One topologises $\mathrm{Prim}(\mathcal A)$ by defining a closure operation:
$$Z\subset\mathrm{Prim}(\mathcal A)\quad :\quad\overline Z:=\left\{\rho\in\mathrm{Prim}(\mathcal A)\ \middle|\ \ \rho\supseteq\bigcap_{\sigma\in Z}\sigma\right\}$$
this is called the "hull kernel topology".
If $\mathcal A$ is commutative, one can verify that $\mathrm{Prim}(\mathcal A)$ with this topology corresponds to the Gelfand transformation of $\mathcal A$ (one uses that the only commutative $C^*$ algebra that admits a faithful $*$ representation is $\Bbb C$, giving an identification of $\mathrm{Prim}(\mathcal A)$ with the character space of $\mathcal A$, definition pushing of the construction of the Gelfand transform shows that the topologies are the same).
Beside this fact I have no understanding of this space, so I'm interested in figuring out what the simplest non-commutative $\mathrm{Prim}(\mathcal A)$ spaces look like.

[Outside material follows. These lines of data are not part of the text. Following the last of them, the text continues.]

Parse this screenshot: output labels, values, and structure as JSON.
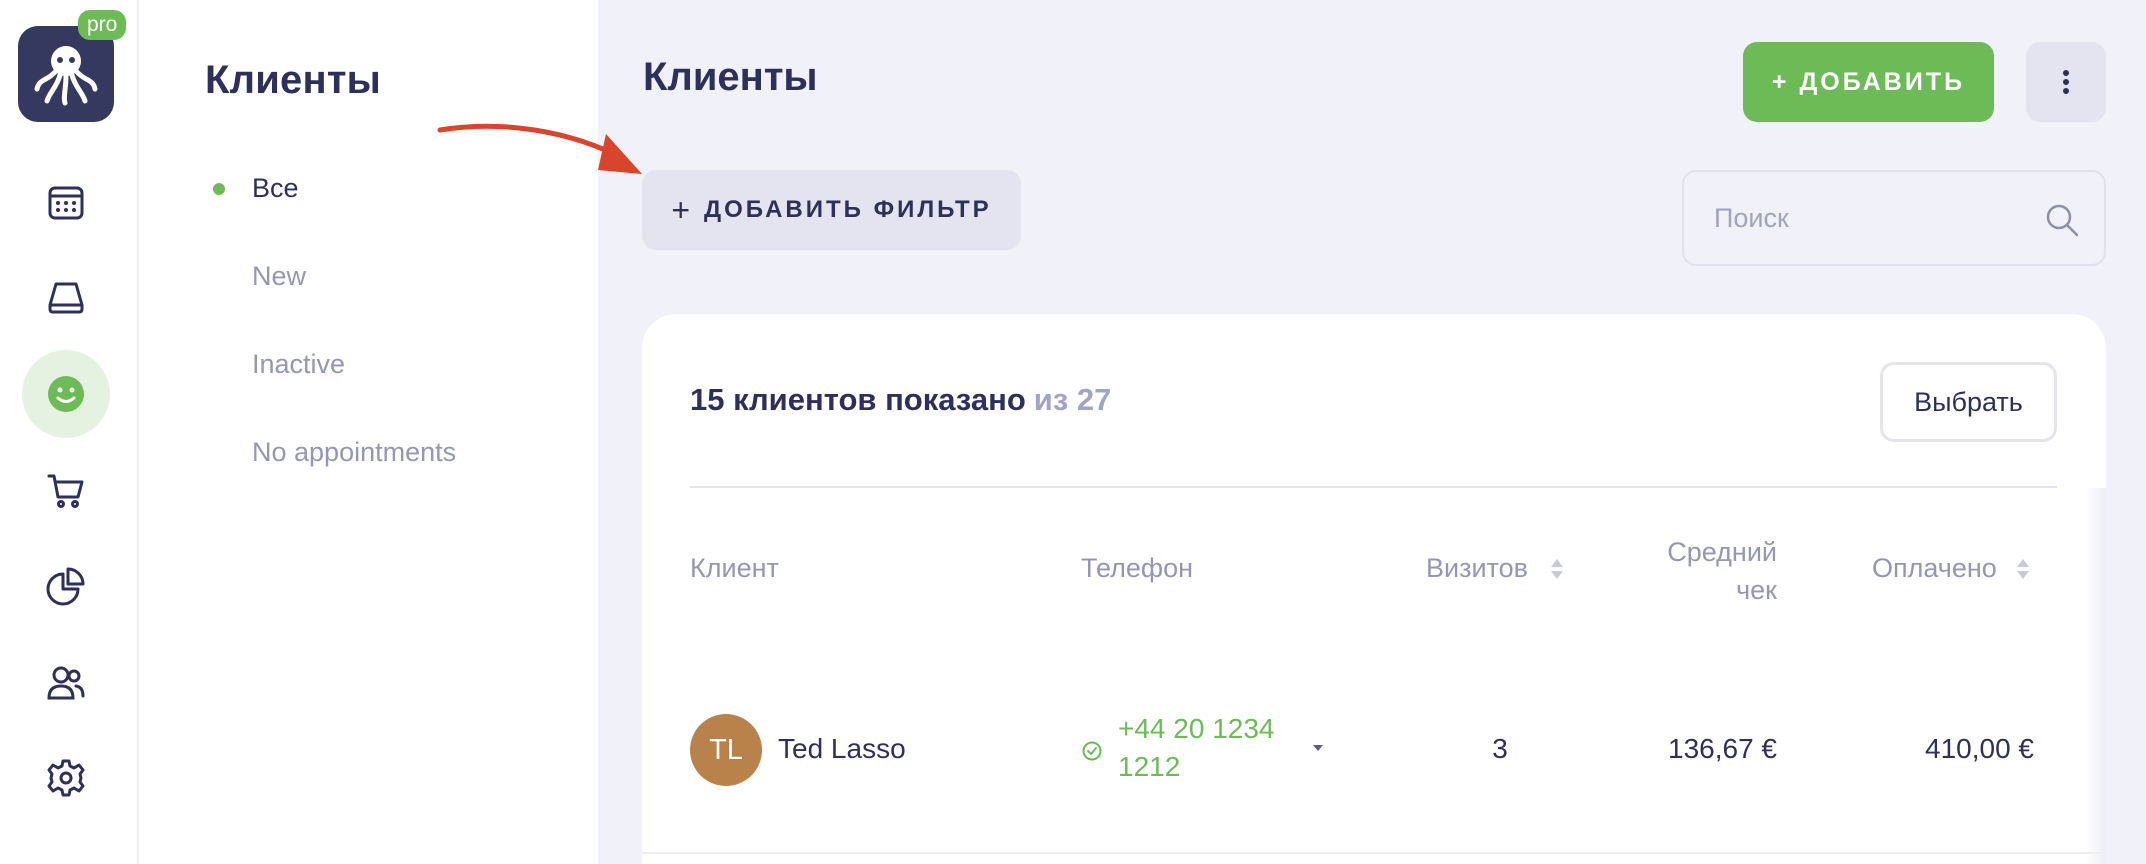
{
  "app": {
    "plan_badge": "pro",
    "colors": {
      "accent": "#6cbb57",
      "brand": "#35385f",
      "text": "#2e2f5b",
      "muted": "#9596b3"
    }
  },
  "rail": {
    "items": [
      {
        "icon": "calendar-icon",
        "active": false
      },
      {
        "icon": "inbox-icon",
        "active": false
      },
      {
        "icon": "smiley-icon",
        "active": true
      },
      {
        "icon": "cart-icon",
        "active": false
      },
      {
        "icon": "pie-chart-icon",
        "active": false
      },
      {
        "icon": "users-icon",
        "active": false
      },
      {
        "icon": "gear-icon",
        "active": false
      }
    ]
  },
  "subnav": {
    "title": "Клиенты",
    "filters": [
      "Все",
      "New",
      "Inactive",
      "No appointments"
    ],
    "active_filter": "Все"
  },
  "header": {
    "title": "Клиенты",
    "add_label": "+ ДОБАВИТЬ",
    "add_filter_plus": "+",
    "add_filter_label": "ДОБАВИТЬ ФИЛЬТР",
    "search_placeholder": "Поиск"
  },
  "clients": {
    "shown_label": "15 клиентов показано",
    "total_label": "из 27",
    "select_label": "Выбрать",
    "columns": {
      "client": "Клиент",
      "phone": "Телефон",
      "visits": "Визитов",
      "avg_check_line1": "Средний",
      "avg_check_line2": "чек",
      "paid": "Оплачено"
    },
    "rows": [
      {
        "initials": "TL",
        "name": "Ted Lasso",
        "phone_line1": "+44 20 1234",
        "phone_line2": "1212",
        "visits": "3",
        "avg_check": "136,67 €",
        "paid": "410,00 €"
      }
    ]
  }
}
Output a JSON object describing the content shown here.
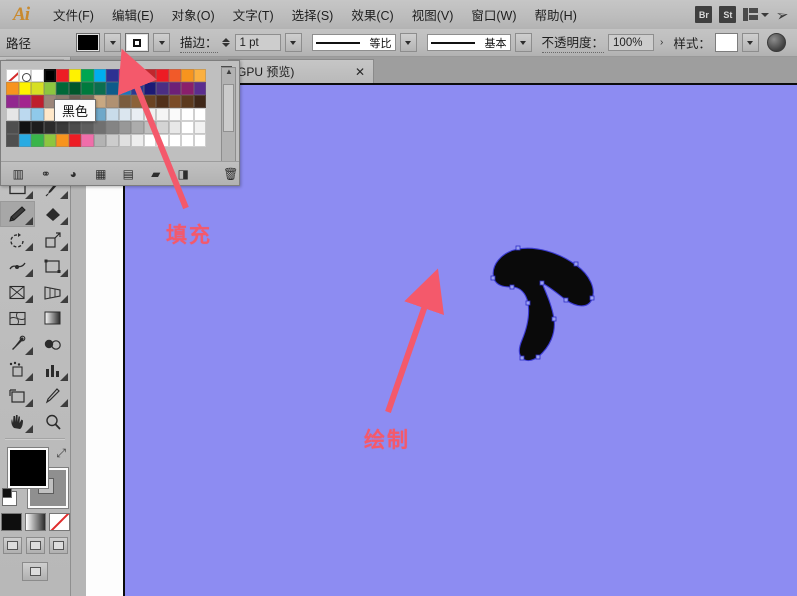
{
  "app": {
    "logo": "Ai",
    "brand_color": "#c98a2e"
  },
  "menubar": {
    "items": [
      {
        "label": "文件(F)"
      },
      {
        "label": "编辑(E)"
      },
      {
        "label": "对象(O)"
      },
      {
        "label": "文字(T)"
      },
      {
        "label": "选择(S)"
      },
      {
        "label": "效果(C)"
      },
      {
        "label": "视图(V)"
      },
      {
        "label": "窗口(W)"
      },
      {
        "label": "帮助(H)"
      }
    ],
    "bridge_label": "Br",
    "stock_label": "St",
    "workspace_icon": "workspace-grid-icon",
    "rocket_icon": "rocket-icon"
  },
  "optionsbar": {
    "selection_label": "路径",
    "fill_swatch_color": "#000000",
    "stroke_swatch_color": "#ffffff",
    "stroke_label": "描边：",
    "stroke_weight": "1 pt",
    "profile_label": "等比",
    "brush_label": "基本",
    "opacity_label": "不透明度：",
    "opacity_value": "100%",
    "style_label": "样式：",
    "style_swatch_color": "#ffffff"
  },
  "tabstrip": {
    "tab_title": "GPU 预览)",
    "close_label": "✕"
  },
  "swatches_panel": {
    "title_icon": "panel-menu-icon",
    "tooltip": "黑色",
    "selected_swatch": "#000000",
    "rows": [
      [
        "none",
        "reg",
        "#ffffff",
        "#000000",
        "#ed1c24",
        "#fff200",
        "#00a651",
        "#00aeef",
        "#2e3192",
        "#ec008c",
        "#9e1f63",
        "#c1272d",
        "#ed1c24",
        "#f15a29",
        "#f7941e",
        "#fbb040"
      ],
      [
        "#f7941e",
        "#fff200",
        "#d7df23",
        "#8dc63f",
        "#006838",
        "#00572b",
        "#007a3d",
        "#0b6e4f",
        "#0e5b8a",
        "#1b75bb",
        "#2b3990",
        "#1c1a75",
        "#4b2e83",
        "#6d2077",
        "#8a1f6b",
        "#5b2d8e"
      ],
      [
        "#92278f",
        "#a3238e",
        "#be1e2d",
        "#9b8579",
        "#8c7b6e",
        "#6d5f54",
        "#7c6a58",
        "#c8a882",
        "#b09172",
        "#7a5c3e",
        "#8b6239",
        "#6b4322",
        "#51301a",
        "#7b4b26",
        "#5c3a1e",
        "#3f2718"
      ],
      [
        "#e6e6e6",
        "#bcd9ef",
        "#8fc9ea",
        "#ffe8c9",
        "#f2b47e",
        "#cfe8d6",
        "#9fd4c8",
        "#6fa8c9",
        "#c9dcea",
        "#dbe6ef",
        "#e9eef3",
        "#f0f0f0",
        "#f5f5f5",
        "#fafafa",
        "#ffffff",
        "#ffffff"
      ],
      [
        "#4f4f4f",
        "#111111",
        "#1d1d1d",
        "#2b2b2b",
        "#3a3a3a",
        "#4c4c4c",
        "#5e5e5e",
        "#707070",
        "#848484",
        "#989898",
        "#acacac",
        "#c0c0c0",
        "#d4d4d4",
        "#e8e8e8",
        "#ffffff",
        "#f2f2f2"
      ],
      [
        "#4f4f4f",
        "#29abe2",
        "#39b54a",
        "#8dc63f",
        "#f7941e",
        "#ed1c24",
        "#f06eaa",
        "#b3b3b3",
        "#cccccc",
        "#e0e0e0",
        "#eeeeee",
        "#ffffff",
        "#ffffff",
        "#ffffff",
        "#ffffff",
        "#ffffff"
      ]
    ],
    "footer_icons": [
      {
        "name": "swatch-libraries-icon",
        "glyph": "▥"
      },
      {
        "name": "color-group-link-icon",
        "glyph": "⚭"
      },
      {
        "name": "color-guide-icon",
        "glyph": "◕"
      },
      {
        "name": "show-swatch-kinds-icon",
        "glyph": "▦"
      },
      {
        "name": "swatch-options-icon",
        "glyph": "▤"
      },
      {
        "name": "new-color-group-icon",
        "glyph": "▰"
      },
      {
        "name": "new-swatch-icon",
        "glyph": "◨"
      },
      {
        "name": "delete-swatch-icon",
        "glyph": "🗑"
      }
    ]
  },
  "tools": {
    "rows": [
      [
        {
          "name": "selection-tool",
          "selected": false
        },
        {
          "name": "direct-selection-tool",
          "selected": false
        }
      ],
      [
        {
          "name": "magic-wand-tool",
          "selected": false
        },
        {
          "name": "lasso-tool",
          "selected": false
        }
      ],
      [
        {
          "name": "pen-tool",
          "selected": false
        },
        {
          "name": "curvature-tool",
          "selected": false
        }
      ],
      [
        {
          "name": "type-tool",
          "selected": false
        },
        {
          "name": "line-segment-tool",
          "selected": false
        }
      ],
      [
        {
          "name": "rectangle-tool",
          "selected": false
        },
        {
          "name": "paintbrush-tool",
          "selected": false
        }
      ],
      [
        {
          "name": "pencil-tool",
          "selected": true
        },
        {
          "name": "shaper-eraser-tool",
          "selected": false
        }
      ],
      [
        {
          "name": "rotate-tool",
          "selected": false
        },
        {
          "name": "scale-tool",
          "selected": false
        }
      ],
      [
        {
          "name": "width-tool",
          "selected": false
        },
        {
          "name": "free-transform-tool",
          "selected": false
        }
      ],
      [
        {
          "name": "shape-builder-tool",
          "selected": false
        },
        {
          "name": "perspective-grid-tool",
          "selected": false
        }
      ],
      [
        {
          "name": "mesh-tool",
          "selected": false
        },
        {
          "name": "gradient-tool",
          "selected": false
        }
      ],
      [
        {
          "name": "eyedropper-tool",
          "selected": false
        },
        {
          "name": "blend-tool",
          "selected": false
        }
      ],
      [
        {
          "name": "symbol-sprayer-tool",
          "selected": false
        },
        {
          "name": "column-graph-tool",
          "selected": false
        }
      ],
      [
        {
          "name": "artboard-tool",
          "selected": false
        },
        {
          "name": "slice-tool",
          "selected": false
        }
      ],
      [
        {
          "name": "hand-tool",
          "selected": false
        },
        {
          "name": "zoom-tool",
          "selected": false
        }
      ]
    ],
    "fill_color": "#000000",
    "stroke_color": "#8f8f8f",
    "swap_icon": "swap-fill-stroke-icon",
    "default_icon": "default-fill-stroke-icon",
    "mode_color_icon": "color-mode-icon",
    "mode_gradient_icon": "gradient-mode-icon",
    "mode_none_icon": "none-mode-icon",
    "drawing_modes": [
      "draw-normal-icon",
      "draw-behind-icon",
      "draw-inside-icon"
    ],
    "screen_mode_icon": "change-screen-mode-icon"
  },
  "canvas": {
    "artboard_color": "#8d8cf2",
    "scratch_color": "#fdfdfd",
    "shape_fill": "#0a0a0a",
    "path_stroke": "#3a3ad0"
  },
  "annotations": [
    {
      "name": "annotation-fill",
      "text": "填充",
      "color": "#f4596b"
    },
    {
      "name": "annotation-draw",
      "text": "绘制",
      "color": "#f4596b"
    }
  ]
}
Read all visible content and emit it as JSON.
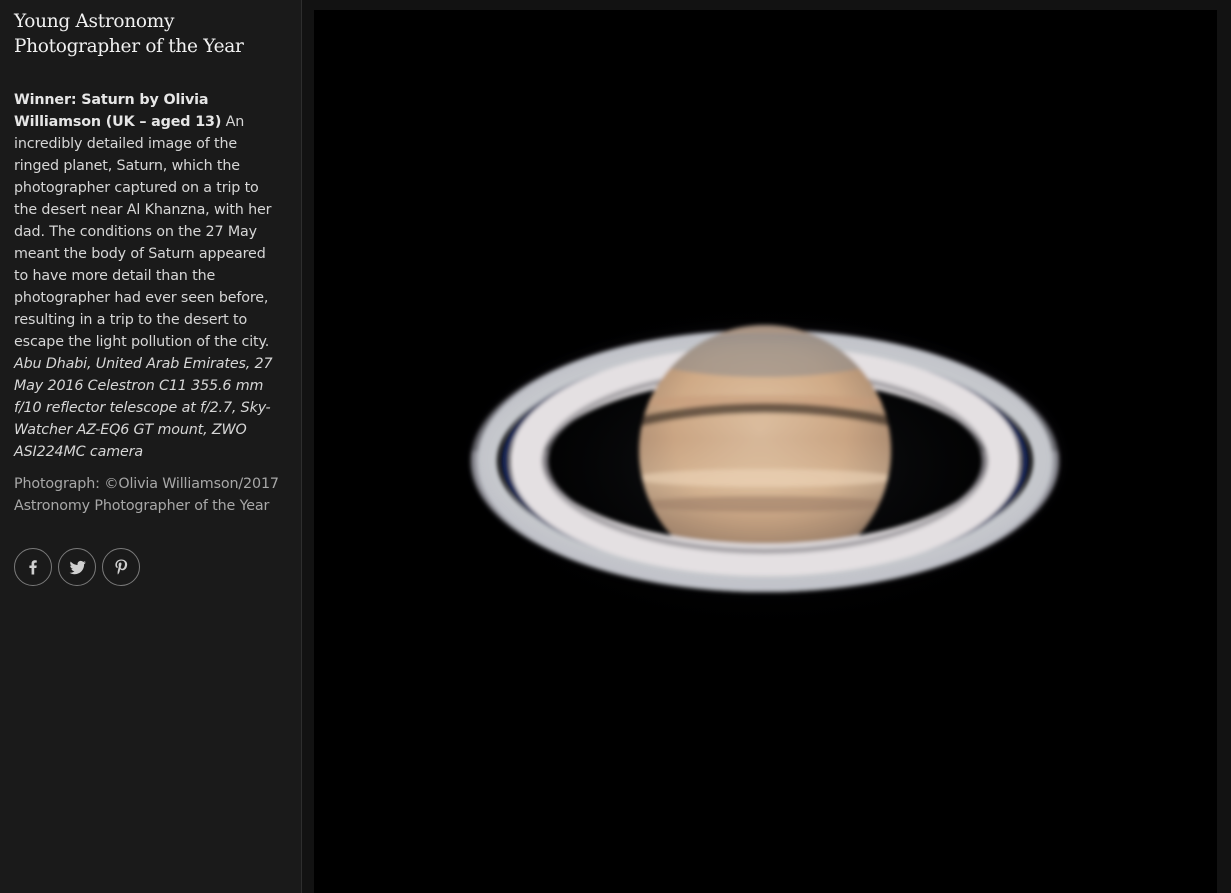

What is the space $\mathrm{Prim}(M_{n\times n}(\Bbb C))$?

My problem in understanding this space is that I don't know what the primitive ideals of $M_{n\times n}$ are. So I guess at this point I am treating that question to be equivalent to

What are the primitive ideals of $M_{n\times n}(\Bbb C)$?

 A: This algebra is simple, so it doens't have any non trivial two-sided ideal.
A: You will not get anything interesting out of the matrices. 
For a non-trivial example, consider the Toeplitz algebra, $\mathcal A=K(H)+C(\mathbb T)$ (this is the C$^*$-algebra generated by the unilateral shift). The irreducible representations are $\pi_0:k+f\longmapsto k$ and $\pi_\lambda:k+f\longmapsto f(\lambda)$ for each $\lambda\in\mathbb T$. 
So $$\text{Prim}(\mathcal A)=\{0\}\cup\mathbb T,$$ where $0$ represents $\ker\pi_0=0+C(\mathbb T)$ and each $\lambda$ represents $\ker\pi_\lambda=K(H)+I_\lambda$ (where $I_\lambda=\{f:\ f(\lambda)=0\}$. 
The interesting part comes when you pay attention to the topology. For any $X\subset \mathbb T$,
\begin{align}
\overline X&=\{\mu\in\{0\}\cup\mathbb T:\ K(H)+I_\mu\supset\bigcap_{\lambda\in X}K(H)+I_\lambda\}\\ \ \\
&=\{K(H)+I_\mu:\ \mu\in \overline X\}.
\end{align}
No surprise here, the closure of $X$ is the closure in the usual topology in $\mathbb T$. So the circle inherits its usual topology.
But consider the point $\{0\}$. It corresponds to the irreducible representation that is nonzero on the compacts. It is not hard to check that this representation has to be the identity representation, and so its kernel is trivial. Then
$$
\overline{\{0\}}=\{J\in\text{Prim}(\mathcal A):\ J\supset\{0\}=\text{Prim}(\mathcal A).
$$
That is, the closure of the singleton $\{0\}$ is the whole uncountable space. Thus the space is not Hausdorff (for instance, the constant sequence $\{0\}$ converges to every point; not being Hausdorff is weird).